Katherine Szarama, PhD, Named Acting CBER Director: Who’s Next?

The FDA’s Center for Biologics Evaluation and Research (CBER) sits at the nexus of vaccine, blood product and emerging gene‑therapy approvals. Its regulatory decisions affect billions of dollars in R&D spend and shape market entry for biotech firms. A sudden leadership change, therefore, reverberates through product pipelines, investor confidence, and the broader public‑health agenda. Szarama’s appointment as acting director underscores the agency’s need for continuity while it searches for a long‑term steward.

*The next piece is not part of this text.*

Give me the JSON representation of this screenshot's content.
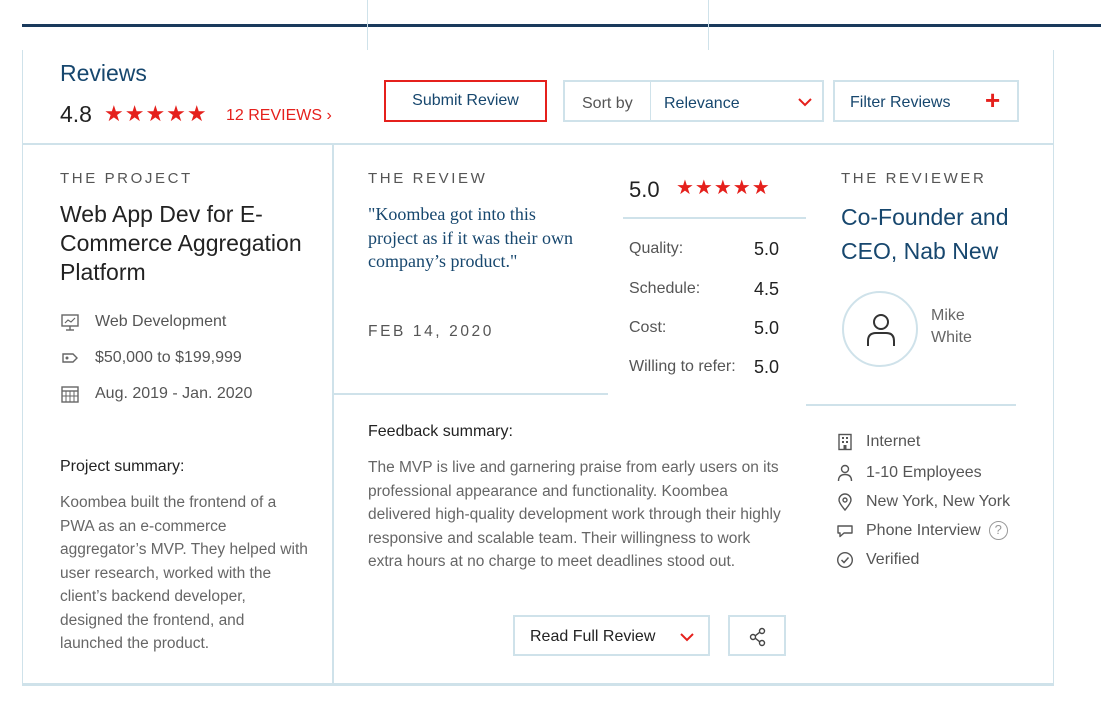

Katherine Szarama brings a blend of scientific expertise and cross‑agency experience. A trained biologist, she previously served as CBER’s deputy director and held senior roles at the Centers for Medicare & Medicaid Services, Emerson Collective and ARPA‑Health. Her brief tenure at the FDA, beginning late last year, equips her with insider knowledge of the center’s operational challenges, yet her acting status signals that the administration is keeping options open for a more politically seasoned leader. This interim period allows the agency to maintain momentum on critical reviews without committing to a permanent policy direction.

Speculation about the permanent CBER chief centers on two prominent candidates: ophthalmologist Houman Hemmati, a frequent Fox News commentator, and epidemiologist Stefan Baral, a Hopkins researcher with COVID‑19 publications. Both bring distinct strengths—media savvy versus academic credibility—but each must navigate a politically charged environment, especially with vaccine hesitancy and high‑profile legal battles looming. The eventual appointment will influence how CBER balances scientific rigor with external pressures, impacting everything from clinical trial timelines to the strategic planning of biotech companies seeking FDA clearance.